I went out for dinner on Friday night with a bunch of women (both mothers and non-mothers) working in my sector and left feeling really pumped (thanks guys). Then last night I tossed and turned until after midnight, wishing for my life to go back to maternity-leave-normal. To wake up this morning knowing I had a full week, month, year, ahead of being a stay at home mum.

This has basically been the theme of my last six weeks, since I was offered this new job. I was beside myself with excitement for about… two minutes… and then began my slow downward spiral into absolute panic. And back again and around and around and here and there and back to the start again.

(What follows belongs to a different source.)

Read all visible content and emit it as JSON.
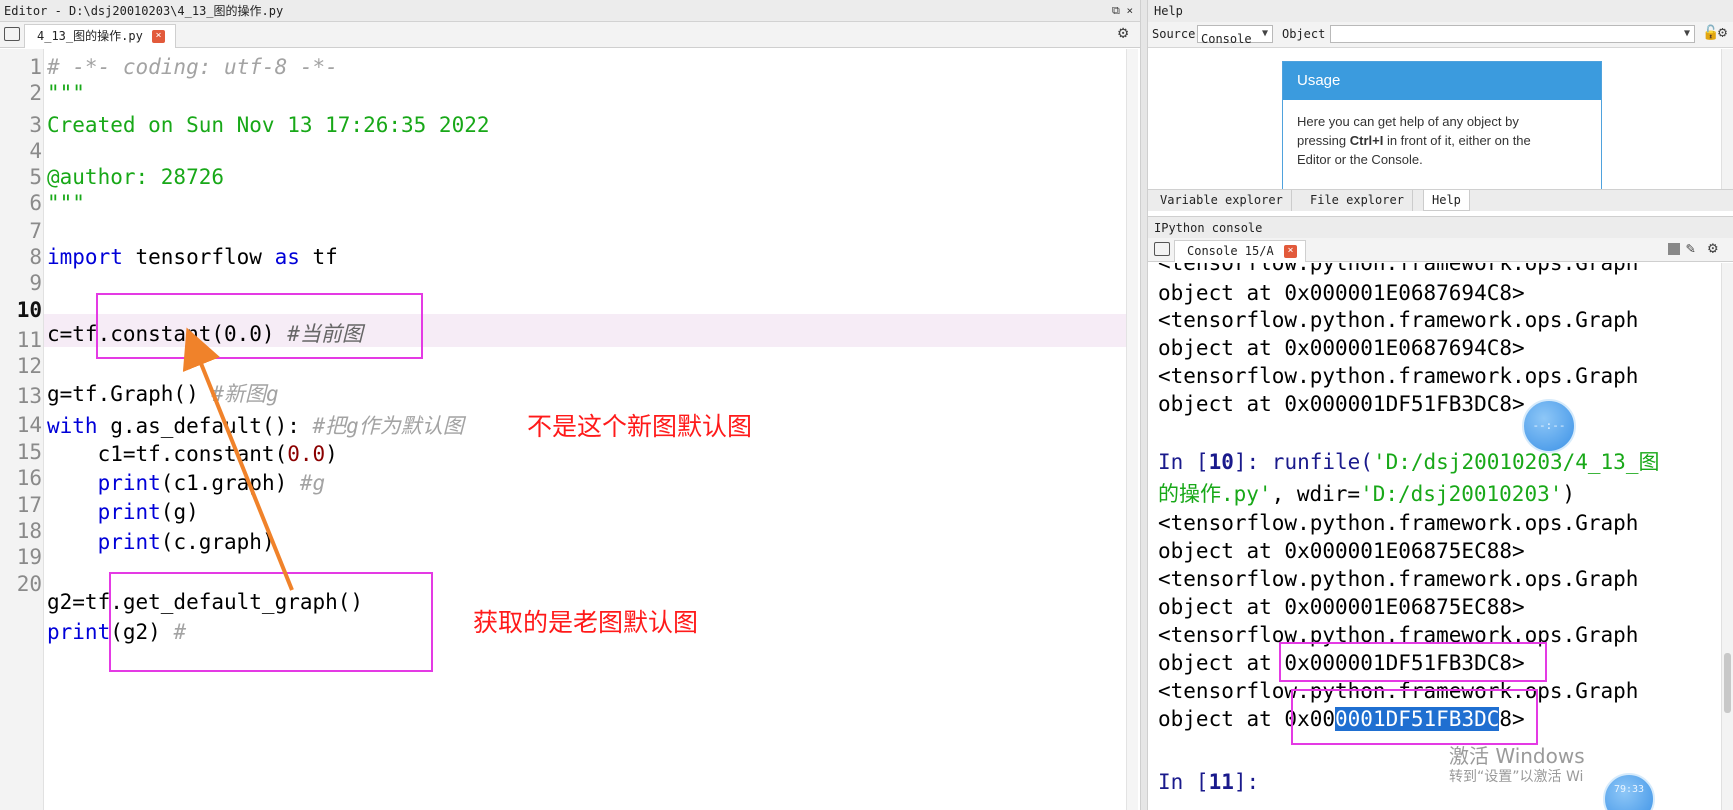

It’s been a blessing to have the time to get babysitting sorted (the last piece of the puzzle came together just this Thursday gone when Birdie was offered a childcare place on the one day I needed – after being on the waiting list since January – PHEW!) and it has also given me some lessons in positive self talk – and many an opportunity to practice. But now I’m ready to stop flailing around, and get into my new part-time-work life.

So here I go. Round two Back To Work. Action.

*pic above is of my three lovely mother’s group friends, walking ahead of me along a little coastal track on our first girls’ weekend away together a few weekends ago.